The report also noted that Indonesia, with a population of 240 million, is the world's third largest democracy, fourth most populous nation and home to a rapidly expanding middle class. Its economy is growing by more than 6 per cent per annum. The International Monetary Fund projects that its nominal gross domestic product growth rate between 2009 to 2015 will be 15.1 per cent higher than Brazil, Russia, India, China, South Korea, Japan or the rest of South-East Asia. The relationship between Australia and Indonesia is strong. Jakarta hosts Australia's largest embassy, our second largest defence representation and a substantial Australian Federal Police presence. Historically, trade between the two countries has been modest—namely, $12.9 billion in 2010—with Indonesia ranking as only our thirteenth largest trading partner. However, our trade relationship has been showing recent signs of increasing.
Since 2006 two-way trade between our countries has grown by an average of 9.7 per cent per annum.

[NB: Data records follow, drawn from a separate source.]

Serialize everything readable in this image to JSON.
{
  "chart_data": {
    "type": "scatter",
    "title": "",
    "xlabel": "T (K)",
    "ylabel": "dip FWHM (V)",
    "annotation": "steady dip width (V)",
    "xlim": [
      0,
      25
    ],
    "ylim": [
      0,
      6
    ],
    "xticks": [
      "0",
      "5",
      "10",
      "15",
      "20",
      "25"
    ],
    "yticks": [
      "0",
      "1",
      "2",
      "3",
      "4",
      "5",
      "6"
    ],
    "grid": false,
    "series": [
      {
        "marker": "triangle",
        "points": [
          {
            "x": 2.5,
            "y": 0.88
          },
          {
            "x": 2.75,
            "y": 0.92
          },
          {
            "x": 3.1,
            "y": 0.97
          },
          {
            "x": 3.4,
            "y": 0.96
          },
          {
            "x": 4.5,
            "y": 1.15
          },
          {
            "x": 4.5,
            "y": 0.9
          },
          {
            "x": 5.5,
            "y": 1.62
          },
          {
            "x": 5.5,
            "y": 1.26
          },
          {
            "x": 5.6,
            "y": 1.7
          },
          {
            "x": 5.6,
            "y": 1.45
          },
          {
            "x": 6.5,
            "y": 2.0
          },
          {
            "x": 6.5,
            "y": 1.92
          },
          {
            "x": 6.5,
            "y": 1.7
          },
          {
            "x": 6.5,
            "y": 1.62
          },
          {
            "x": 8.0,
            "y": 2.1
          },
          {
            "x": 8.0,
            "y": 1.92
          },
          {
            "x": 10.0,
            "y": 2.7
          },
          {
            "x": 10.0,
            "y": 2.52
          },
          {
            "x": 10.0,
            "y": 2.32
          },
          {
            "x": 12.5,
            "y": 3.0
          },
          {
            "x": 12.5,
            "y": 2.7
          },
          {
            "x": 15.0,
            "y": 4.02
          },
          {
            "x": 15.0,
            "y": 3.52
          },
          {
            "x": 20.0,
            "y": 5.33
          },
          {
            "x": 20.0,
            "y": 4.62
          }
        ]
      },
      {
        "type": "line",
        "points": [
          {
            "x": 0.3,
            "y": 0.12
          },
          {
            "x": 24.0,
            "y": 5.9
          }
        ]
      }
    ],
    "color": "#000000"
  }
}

Given Indonesia's maintenance of respectable real gross domestic product growth of 6.1 per cent in 2010, the reality is that trade between Australia and Indonesia is likely to continue to intensify in the years ahead. The International Monetary Fund projects that Indonesia will achieve one of the fastest growth rates in the world's 18 largest economies during 2009 to 2015, outstripping even the powerhouse economies of Brazil, Russia, India and China. Since 2006 Indonesian has been designated a nationally significant language. It is perhaps time for the State and Federal governments to give more consideration to the languages that will play an important role in Australia's future. The ability to communicate and conduct business with our Indonesian counterparts in their language will be of critical importance to Australia.